- Born: January 11, 1795 Alsace, France
- Died: May 21, 1883 (aged 88)
- Occupation: spiritual leader
- Spouse: George Landmann ​(m. 1823)​

= Barbara Heinemann Landmann =

Barbara Heinemann Landmann (January 11, 1795 – May 21, 1883) was a spiritual leader with the Community of True Inspiration, for which she served as Werkzeug, or Instrument, in both Europe and the United States. Her sermons and writings are still used during the Community's religious services.

== Biography ==
Landmann was born as Barbara Heinemann to a German family in the territory of Alsace, France in 1795. During her childhood she worked as a wool spinner and later in a restaurant. In 1817, at age 22, she experienced a religious vision and joined the Community of True Inspiration (Scheuner, 1873). She became a Werkzeug with the German congregation of the Community in 1818. Landmann was arrested in 1819 when the village of Bergzabern decided to persecute the Inspirationists. Later that year she was banished from the congregation due to a pregnancy out of wedlock, though she was able to retain many of her own followers.
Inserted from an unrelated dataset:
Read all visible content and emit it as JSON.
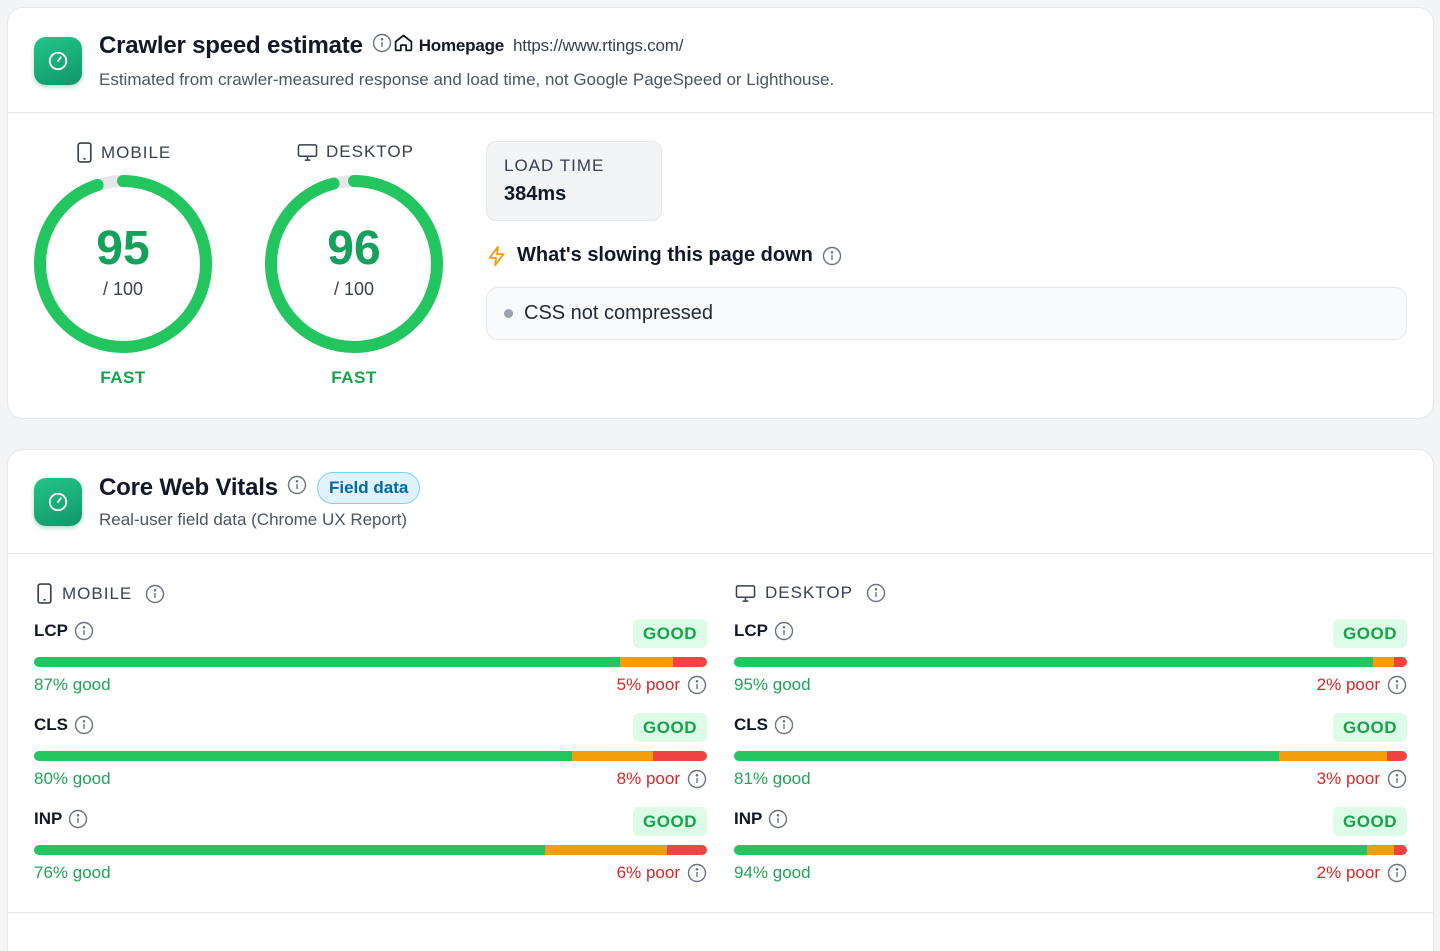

She married George Landmann in 1823, but the husband and wife were again banished from their congregation. They emigrated to the United States with several followers. After settling in the present-day West Seneca, New York, Landmann again became a Werkzeug with the Ebenezer Colonies in the area. Between ages 28 and 54 she retired from the role due to a loss of faith, but she returned to the role in 1849 after experiencing another religious vision. In that year she moved with some followers to Homestead, Iowa and started another congregation of Inspirationists known as the Amana Colonies. She served as Werkzeug for this congregation until her death at age 88 in 1883.

Landmann's work with the Amana Colonies in Iowa was noted by author Charles Nordhoff in the book The Communistic Societies of the United States (1875). After her death, Landmann was buried in a modest grave at the Amana Colonies (Shambaugh, 1908).